Mozilla launches multi-process test in Firefox Beta
Electrolysis, or multi-process Firefox, is without doubt one of the biggest projects ever for the Firefox development team.
The main idea behind the project is to separate browser code from website content by separating them using multiple processes. Security features such as sandboxing may be implemented at a later point in time as they rely on multi-process Firefox.
The loading and display of web pages is unaffected by the project while Firefox users and add-ons may be affected by it depending on the add-ons that are installed in the browser and how Firefox is being used.
Mozilla implemented Electrolysis in Firefox Nightly some time ago, and made it available in the Developer Edition of the web browser after a while as well.
Firefox Beta Multi-process test
The next step in the release process is to move Electrolysis to the Beta channel. Mozilla launched an A/B test of multi-process Firefox for Firefox Beta a couple of days ago.
About 15% of all Firefox Beta users take part in the experiment. Electrolysis has been activated for half of those selected versions of Firefox while the other half is a control group with Electrolysis disabled.
The organization wants to measure the effect of multi-process Firefox, and while the Telemetry Experiments page does not reveal what's measured exactly, it likely includes information about crashes, hangs, performance, add-on issues, use-time and other metrics that are relevant in answering whether Electrolysis is ready to be distributed to all Firefox Beta users.
Mozilla postponed the release of Electrolysis several times already.
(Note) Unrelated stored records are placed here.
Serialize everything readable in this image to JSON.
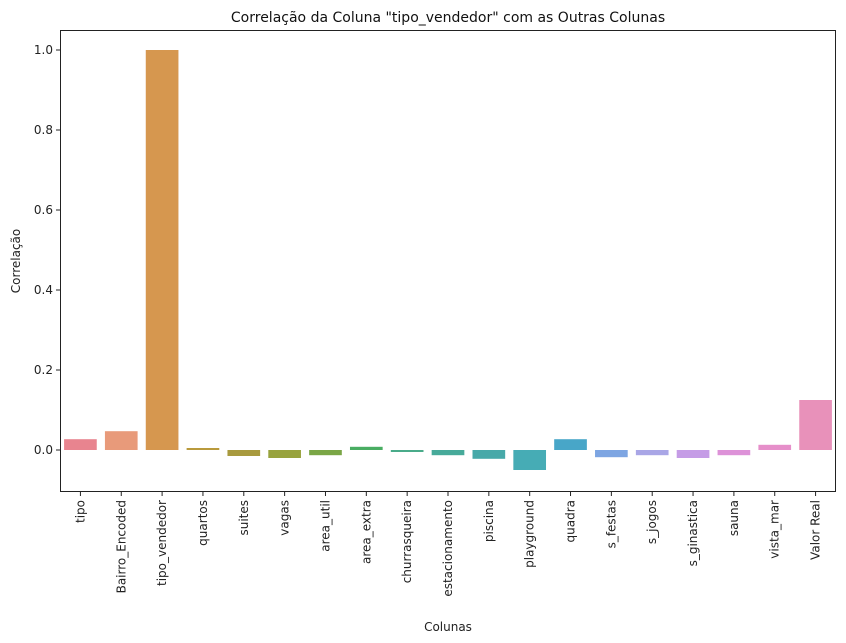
{
  "chart_data": {
    "type": "bar",
    "title": "Correlação da Coluna \"tipo_vendedor\" com as Outras Colunas",
    "xlabel": "Colunas",
    "ylabel": "Correlação",
    "categories": [
      "tipo",
      "Bairro_Encoded",
      "tipo_vendedor",
      "quartos",
      "suites",
      "vagas",
      "area_util",
      "area_extra",
      "churrasqueira",
      "estacionamento",
      "piscina",
      "playground",
      "quadra",
      "s_festas",
      "s_jogos",
      "s_ginastica",
      "sauna",
      "vista_mar",
      "Valor Real"
    ],
    "values": [
      0.027,
      0.047,
      1.0,
      0.005,
      -0.015,
      -0.02,
      -0.013,
      0.008,
      -0.005,
      -0.013,
      -0.022,
      -0.05,
      0.027,
      -0.018,
      -0.013,
      -0.02,
      -0.013,
      0.013,
      0.125
    ],
    "colors": [
      "#e8848f",
      "#e89a7a",
      "#d6974f",
      "#b99a3c",
      "#a89a3e",
      "#98a33e",
      "#7aa646",
      "#49ad62",
      "#4aab8a",
      "#47aa9a",
      "#47a9a9",
      "#46acb5",
      "#48a6c8",
      "#7da5e2",
      "#a9a6e6",
      "#c59ce6",
      "#dd92d8",
      "#e68fca",
      "#e891ba"
    ],
    "ylim": [
      -0.105,
      1.05
    ],
    "yticks": [
      0.0,
      0.2,
      0.4,
      0.6,
      0.8,
      1.0
    ],
    "ytick_labels": [
      "0.0",
      "0.2",
      "0.4",
      "0.6",
      "0.8",
      "1.0"
    ],
    "grid": false,
    "legend": "none"
  }
}
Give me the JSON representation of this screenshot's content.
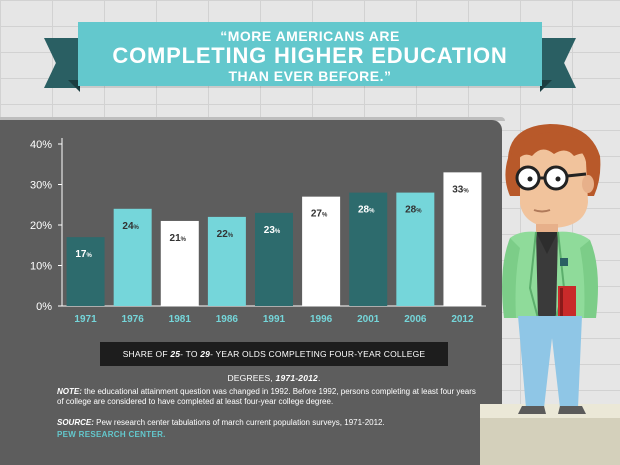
{
  "banner": {
    "line1": "“MORE AMERICANS ARE",
    "line2": "COMPLETING HIGHER EDUCATION",
    "line3": "THAN EVER BEFORE.”"
  },
  "caption": {
    "pre": "SHARE OF ",
    "a": "25",
    "mid1": "- TO ",
    "b": "29",
    "mid2": "- YEAR OLDS COMPLETING FOUR-YEAR COLLEGE DEGREES, ",
    "years": "1971-2012",
    "end": "."
  },
  "note": {
    "label": "NOTE:",
    "text": " the educational attainment question was changed in 1992. Before 1992, persons completing at least four years of college are considered to have completed at least four-year college degree."
  },
  "source": {
    "label": "SOURCE:",
    "text": " Pew research center tabulations of march current population surveys, 1971-2012."
  },
  "credit": "PEW RESEARCH CENTER.",
  "colors": {
    "banner": "#63c8cd",
    "dark_teal": "#2d6b6d",
    "light_teal": "#75d6da",
    "white": "#ffffff",
    "panel": "#5d5d5d"
  },
  "chart_data": {
    "type": "bar",
    "categories": [
      "1971",
      "1976",
      "1981",
      "1986",
      "1991",
      "1996",
      "2001",
      "2006",
      "2012"
    ],
    "values": [
      17,
      24,
      21,
      22,
      23,
      27,
      28,
      28,
      33
    ],
    "labels": [
      "17",
      "24",
      "21",
      "22",
      "23",
      "27",
      "28",
      "28",
      "33"
    ],
    "label_unit": "%",
    "bar_colors": [
      "#2d6b6d",
      "#75d6da",
      "#ffffff",
      "#75d6da",
      "#2d6b6d",
      "#ffffff",
      "#2d6b6d",
      "#75d6da",
      "#ffffff"
    ],
    "yticks": [
      "0%",
      "10%",
      "20%",
      "30%",
      "40%"
    ],
    "ytick_values": [
      0,
      10,
      20,
      30,
      40
    ],
    "ylim": [
      0,
      40
    ],
    "grid": false
  }
}
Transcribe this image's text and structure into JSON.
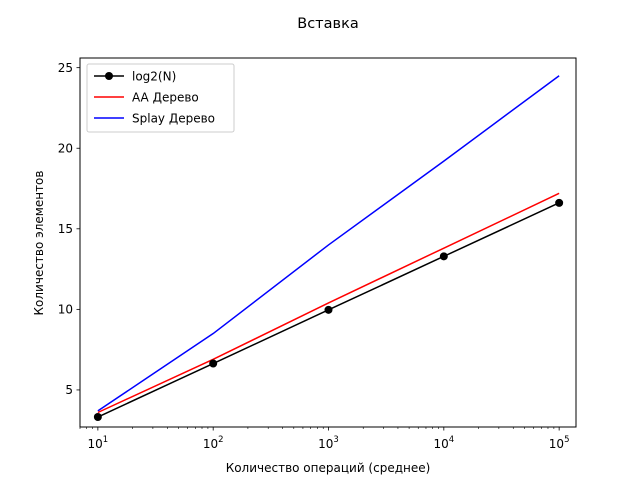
{
  "chart_data": {
    "type": "line",
    "title": "Вставка",
    "xlabel": "Количество операций (среднее)",
    "ylabel": "Количество элементов",
    "xscale": "log",
    "xlim": [
      7,
      140000
    ],
    "ylim": [
      2.7,
      25.6
    ],
    "x": [
      10,
      100,
      1000,
      10000,
      100000
    ],
    "x_ticks": [
      {
        "value": 10,
        "base": "10",
        "exp": "1"
      },
      {
        "value": 100,
        "base": "10",
        "exp": "2"
      },
      {
        "value": 1000,
        "base": "10",
        "exp": "3"
      },
      {
        "value": 10000,
        "base": "10",
        "exp": "4"
      },
      {
        "value": 100000,
        "base": "10",
        "exp": "5"
      }
    ],
    "y_ticks": [
      {
        "value": 5,
        "label": "5"
      },
      {
        "value": 10,
        "label": "10"
      },
      {
        "value": 15,
        "label": "15"
      },
      {
        "value": 20,
        "label": "20"
      },
      {
        "value": 25,
        "label": "25"
      }
    ],
    "grid": false,
    "legend_position": "top-left",
    "series": [
      {
        "name": "log2(N)",
        "color": "#000000",
        "marker": "circle",
        "values": [
          3.32,
          6.64,
          9.97,
          13.29,
          16.61
        ]
      },
      {
        "name": "AA Дерево",
        "color": "#ff0000",
        "marker": "none",
        "values": [
          3.6,
          6.9,
          10.4,
          13.8,
          17.2
        ]
      },
      {
        "name": "Splay Дерево",
        "color": "#0000ff",
        "marker": "none",
        "values": [
          3.7,
          8.5,
          14.0,
          19.2,
          24.5
        ]
      }
    ]
  }
}
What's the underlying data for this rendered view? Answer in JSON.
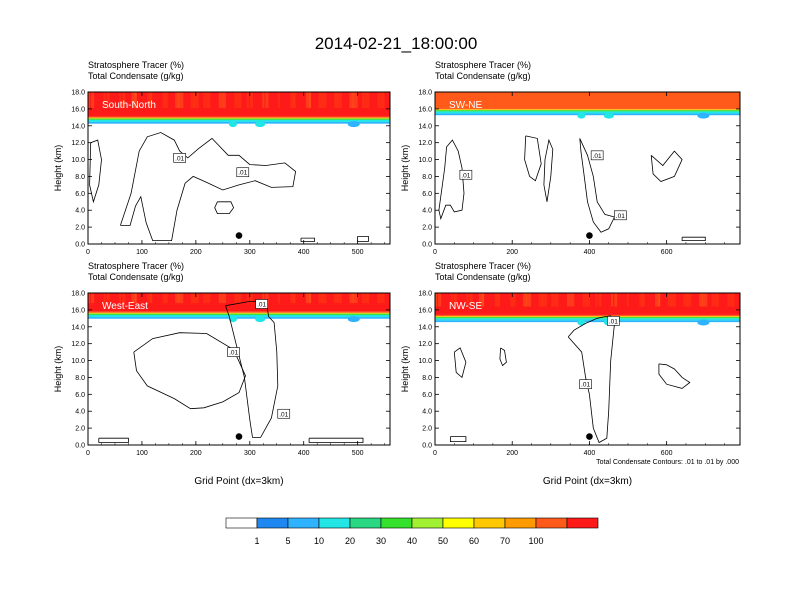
{
  "title": "2014-02-21_18:00:00",
  "footnote": "Total Condensate Contours: .01 to .01 by .000",
  "colorbar": {
    "labels": [
      "1",
      "5",
      "10",
      "20",
      "30",
      "40",
      "50",
      "60",
      "70",
      "100"
    ],
    "colors": [
      "#ffffff",
      "#1e88f0",
      "#2fb3ff",
      "#22e6e6",
      "#2ad782",
      "#35e12c",
      "#a2f032",
      "#ffff00",
      "#ffc800",
      "#ff9a00",
      "#ff5a1a",
      "#ff1a1a"
    ]
  },
  "chart_data": [
    {
      "type": "contour",
      "label": "South-North",
      "title_line1": "Stratosphere Tracer   (%)",
      "title_line2": "Total Condensate   (g/kg)",
      "ylabel": "Height (km)",
      "xlabel": "",
      "xlim": [
        0,
        560
      ],
      "ylim": [
        0,
        18
      ],
      "xticks": [
        0,
        100,
        200,
        300,
        400,
        500
      ],
      "yticks": [
        0.0,
        2.0,
        4.0,
        6.0,
        8.0,
        10.0,
        12.0,
        14.0,
        16.0,
        18.0
      ],
      "contour_labels": [
        {
          "text": ".01",
          "x": 170,
          "y": 10.2
        },
        {
          "text": ".01",
          "x": 287,
          "y": 8.5
        }
      ],
      "marker": {
        "x": 280,
        "y": 1.0
      },
      "tropopause_km": 14.5,
      "stratosphere_tracer_pct": 100
    },
    {
      "type": "contour",
      "label": "SW-NE",
      "title_line1": "Stratosphere Tracer   (%)",
      "title_line2": "Total Condensate   (g/kg)",
      "ylabel": "Height (km)",
      "xlabel": "",
      "xlim": [
        0,
        790
      ],
      "ylim": [
        0,
        18
      ],
      "xticks": [
        0,
        200,
        400,
        600
      ],
      "yticks": [
        0.0,
        2.0,
        4.0,
        6.0,
        8.0,
        10.0,
        12.0,
        14.0,
        16.0,
        18.0
      ],
      "contour_labels": [
        {
          "text": ".01",
          "x": 420,
          "y": 10.5
        },
        {
          "text": ".01",
          "x": 80,
          "y": 8.2
        },
        {
          "text": ".01",
          "x": 480,
          "y": 3.4
        }
      ],
      "marker": {
        "x": 400,
        "y": 1.0
      },
      "tropopause_km": 15.3,
      "stratosphere_tracer_pct": 70
    },
    {
      "type": "contour",
      "label": "West-East",
      "title_line1": "Stratosphere Tracer   (%)",
      "title_line2": "Total Condensate   (g/kg)",
      "ylabel": "Height (km)",
      "xlabel": "Grid Point (dx=3km)",
      "xlim": [
        0,
        560
      ],
      "ylim": [
        0,
        18
      ],
      "xticks": [
        0,
        100,
        200,
        300,
        400,
        500
      ],
      "yticks": [
        0.0,
        2.0,
        4.0,
        6.0,
        8.0,
        10.0,
        12.0,
        14.0,
        16.0,
        18.0
      ],
      "contour_labels": [
        {
          "text": ".01",
          "x": 270,
          "y": 11.0
        },
        {
          "text": ".01",
          "x": 322,
          "y": 16.7
        },
        {
          "text": ".01",
          "x": 363,
          "y": 3.7
        }
      ],
      "marker": {
        "x": 280,
        "y": 1.0
      },
      "tropopause_km": 15.2,
      "stratosphere_tracer_pct": 100
    },
    {
      "type": "contour",
      "label": "NW-SE",
      "title_line1": "Stratosphere Tracer   (%)",
      "title_line2": "Total Condensate   (g/kg)",
      "ylabel": "Height (km)",
      "xlabel": "Grid Point (dx=3km)",
      "xlim": [
        0,
        790
      ],
      "ylim": [
        0,
        18
      ],
      "xticks": [
        0,
        200,
        400,
        600
      ],
      "yticks": [
        0.0,
        2.0,
        4.0,
        6.0,
        8.0,
        10.0,
        12.0,
        14.0,
        16.0,
        18.0
      ],
      "contour_labels": [
        {
          "text": ".01",
          "x": 462,
          "y": 14.7
        },
        {
          "text": ".01",
          "x": 390,
          "y": 7.2
        }
      ],
      "marker": {
        "x": 400,
        "y": 1.0
      },
      "tropopause_km": 14.8,
      "stratosphere_tracer_pct": 100
    }
  ]
}
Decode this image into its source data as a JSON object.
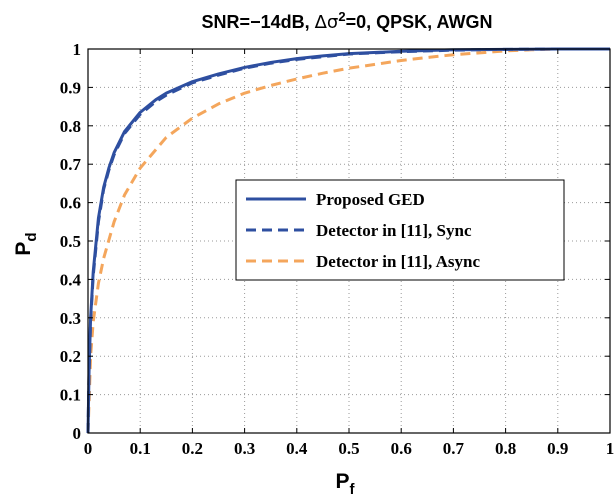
{
  "chart_data": {
    "type": "line",
    "title": {
      "prefix": "SNR=−14dB, ",
      "delta": "Δ",
      "sigma": "σ",
      "sup": "2",
      "suffix": "=0, QPSK, AWGN"
    },
    "xlabel": {
      "main": "P",
      "sub": "f"
    },
    "ylabel": {
      "main": "P",
      "sub": "d"
    },
    "xlim": [
      0,
      1
    ],
    "ylim": [
      0,
      1
    ],
    "xticks": [
      "0",
      "0.1",
      "0.2",
      "0.3",
      "0.4",
      "0.5",
      "0.6",
      "0.7",
      "0.8",
      "0.9",
      "1"
    ],
    "yticks": [
      "0",
      "0.1",
      "0.2",
      "0.3",
      "0.4",
      "0.5",
      "0.6",
      "0.7",
      "0.8",
      "0.9",
      "1"
    ],
    "grid": true,
    "legend_position": "center-right",
    "series": [
      {
        "name": "Proposed GED",
        "color": "#2e4fa0",
        "style": "solid",
        "points": [
          [
            0,
            0
          ],
          [
            0.002,
            0.16
          ],
          [
            0.005,
            0.3
          ],
          [
            0.01,
            0.42
          ],
          [
            0.02,
            0.56
          ],
          [
            0.03,
            0.64
          ],
          [
            0.04,
            0.69
          ],
          [
            0.05,
            0.73
          ],
          [
            0.07,
            0.785
          ],
          [
            0.1,
            0.835
          ],
          [
            0.13,
            0.868
          ],
          [
            0.15,
            0.885
          ],
          [
            0.2,
            0.915
          ],
          [
            0.25,
            0.935
          ],
          [
            0.3,
            0.952
          ],
          [
            0.35,
            0.965
          ],
          [
            0.4,
            0.975
          ],
          [
            0.45,
            0.982
          ],
          [
            0.5,
            0.988
          ],
          [
            0.6,
            0.994
          ],
          [
            0.7,
            0.998
          ],
          [
            0.8,
            0.999
          ],
          [
            0.9,
            1.0
          ],
          [
            1.0,
            1.0
          ]
        ]
      },
      {
        "name": "Detector in [11],  Sync",
        "color": "#2e4fa0",
        "style": "dashed",
        "points": [
          [
            0,
            0
          ],
          [
            0.002,
            0.155
          ],
          [
            0.005,
            0.29
          ],
          [
            0.01,
            0.41
          ],
          [
            0.02,
            0.55
          ],
          [
            0.03,
            0.635
          ],
          [
            0.04,
            0.685
          ],
          [
            0.05,
            0.725
          ],
          [
            0.07,
            0.78
          ],
          [
            0.1,
            0.83
          ],
          [
            0.13,
            0.863
          ],
          [
            0.15,
            0.88
          ],
          [
            0.2,
            0.912
          ],
          [
            0.25,
            0.932
          ],
          [
            0.3,
            0.95
          ],
          [
            0.35,
            0.963
          ],
          [
            0.4,
            0.973
          ],
          [
            0.45,
            0.98
          ],
          [
            0.5,
            0.987
          ],
          [
            0.6,
            0.993
          ],
          [
            0.7,
            0.997
          ],
          [
            0.8,
            0.999
          ],
          [
            0.9,
            1.0
          ],
          [
            1.0,
            1.0
          ]
        ]
      },
      {
        "name": "Detector in [11],  Async",
        "color": "#f4a65c",
        "style": "dashed",
        "points": [
          [
            0,
            0
          ],
          [
            0.005,
            0.2
          ],
          [
            0.01,
            0.29
          ],
          [
            0.02,
            0.39
          ],
          [
            0.03,
            0.455
          ],
          [
            0.05,
            0.55
          ],
          [
            0.07,
            0.62
          ],
          [
            0.1,
            0.69
          ],
          [
            0.15,
            0.77
          ],
          [
            0.2,
            0.82
          ],
          [
            0.25,
            0.857
          ],
          [
            0.3,
            0.885
          ],
          [
            0.35,
            0.905
          ],
          [
            0.4,
            0.922
          ],
          [
            0.45,
            0.937
          ],
          [
            0.5,
            0.95
          ],
          [
            0.55,
            0.96
          ],
          [
            0.6,
            0.97
          ],
          [
            0.65,
            0.978
          ],
          [
            0.7,
            0.985
          ],
          [
            0.75,
            0.99
          ],
          [
            0.8,
            0.995
          ],
          [
            0.85,
            0.998
          ],
          [
            0.9,
            1.0
          ],
          [
            1.0,
            1.0
          ]
        ]
      }
    ]
  }
}
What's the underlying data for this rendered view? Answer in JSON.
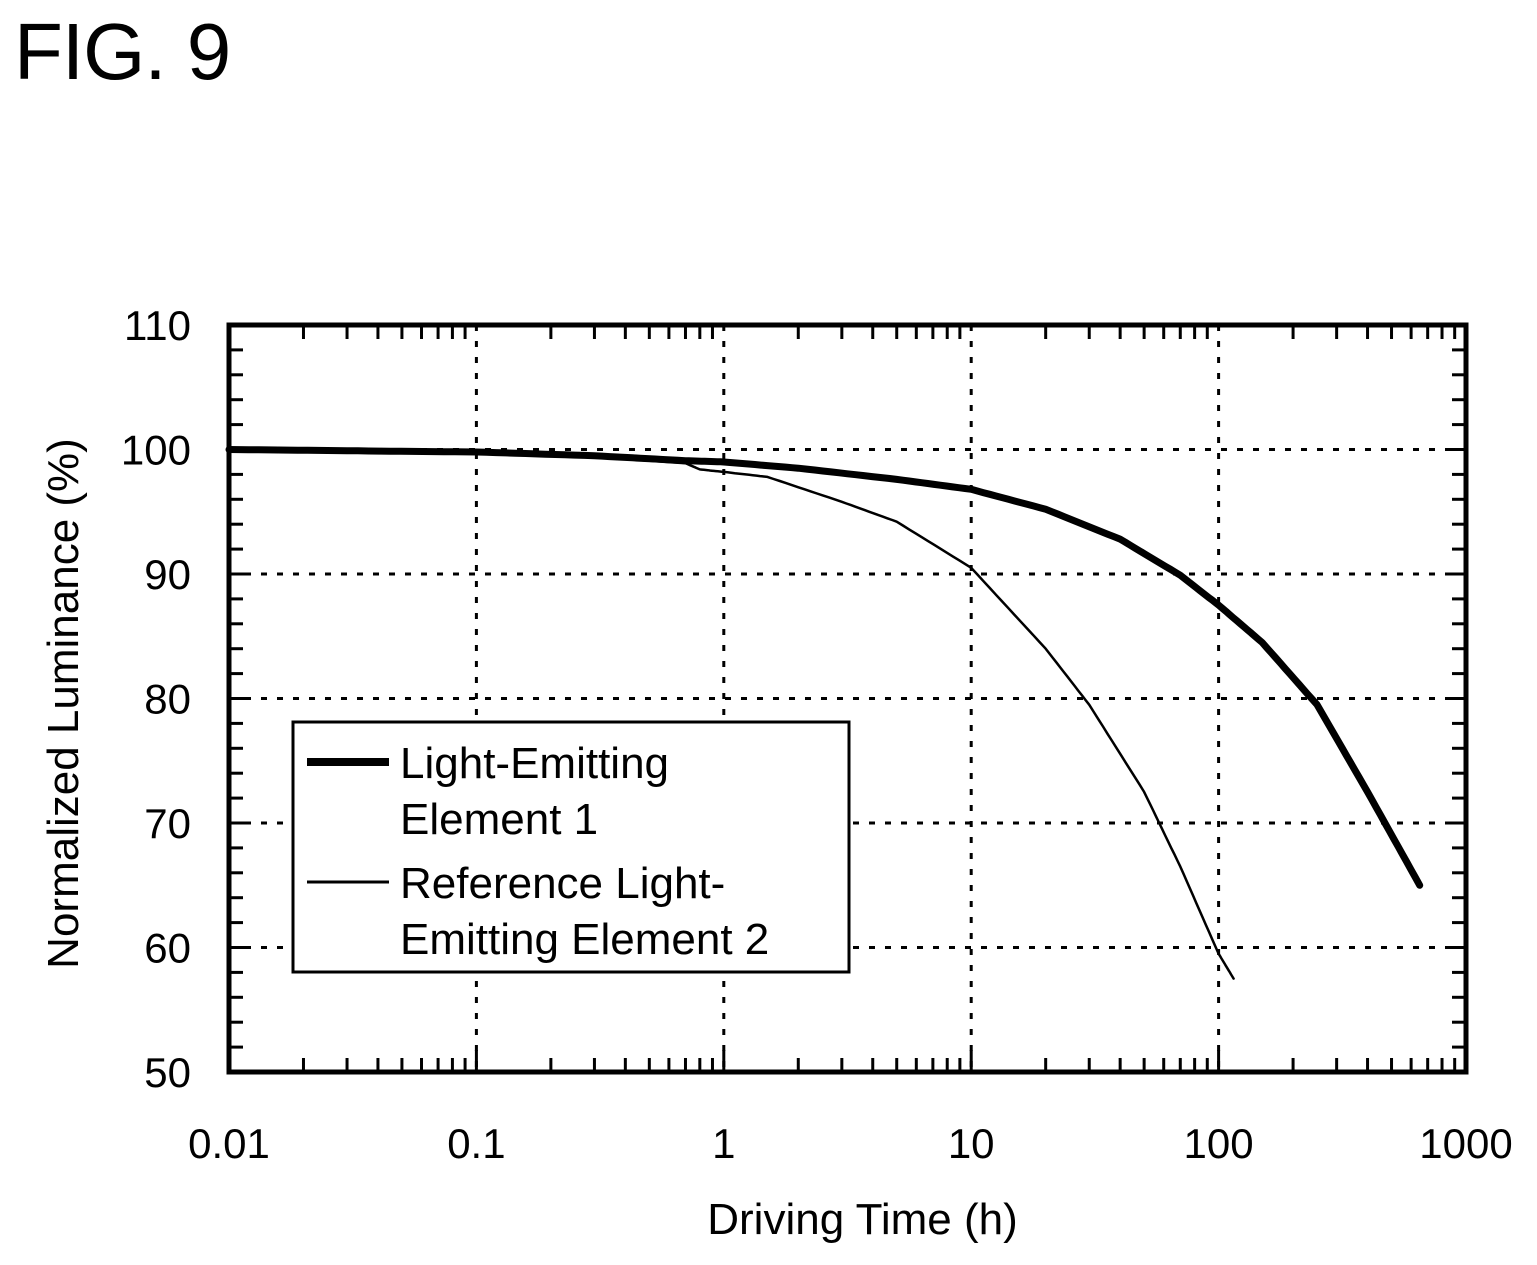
{
  "figure_label": "FIG. 9",
  "chart_data": {
    "type": "line",
    "title": "",
    "xlabel": "Driving Time (h)",
    "ylabel": "Normalized Luminance (%)",
    "x_scale": "log",
    "xlim": [
      0.01,
      1000
    ],
    "ylim": [
      50,
      110
    ],
    "x_ticks": [
      0.01,
      0.1,
      1,
      10,
      100,
      1000
    ],
    "x_tick_labels": [
      "0.01",
      "0.1",
      "1",
      "10",
      "100",
      "1000"
    ],
    "y_ticks": [
      50,
      60,
      70,
      80,
      90,
      100,
      110
    ],
    "y_tick_labels": [
      "50",
      "60",
      "70",
      "80",
      "90",
      "100",
      "110"
    ],
    "grid": true,
    "grid_style": "dotted",
    "legend_position": "lower-left",
    "series": [
      {
        "name": "Light-Emitting Element 1",
        "name_lines": [
          "Light-Emitting",
          "Element 1"
        ],
        "style": "thick",
        "x": [
          0.01,
          0.03,
          0.1,
          0.3,
          0.7,
          1.0,
          2,
          5,
          10,
          20,
          40,
          70,
          100,
          150,
          250,
          400,
          650
        ],
        "y": [
          100,
          99.9,
          99.8,
          99.5,
          99.1,
          99.0,
          98.5,
          97.6,
          96.8,
          95.2,
          92.8,
          89.9,
          87.5,
          84.5,
          79.5,
          72.5,
          65.0
        ]
      },
      {
        "name": "Reference Light-Emitting Element 2",
        "name_lines": [
          "Reference Light-",
          "Emitting Element 2"
        ],
        "style": "thin",
        "x": [
          0.01,
          0.03,
          0.1,
          0.3,
          0.7,
          0.8,
          1.0,
          1.5,
          3,
          5,
          10,
          20,
          30,
          50,
          70,
          100,
          115
        ],
        "y": [
          100,
          99.9,
          99.7,
          99.4,
          98.9,
          98.4,
          98.2,
          97.8,
          95.8,
          94.2,
          90.5,
          84.0,
          79.5,
          72.5,
          66.5,
          59.5,
          57.5
        ]
      }
    ]
  }
}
The current plan is to release multi-process Firefox to the stable channel on April 19, 2016 when Firefox 46 is released to the stable channel.
This is a projected release date only however and it is possible that Electrolysis will be delayed further.
One interesting idea that Mozilla has to make the release less painful for users of the browser is to enable Electrolysis only in versions of Firefox without add-ons, and in versions of Firefox where only compatible add-ons are installed in.
This would give add-on developers additional time to make their add-ons compatible and make the move to a multi-process Firefox less problematic for users who rely on add-ons that are not compatible.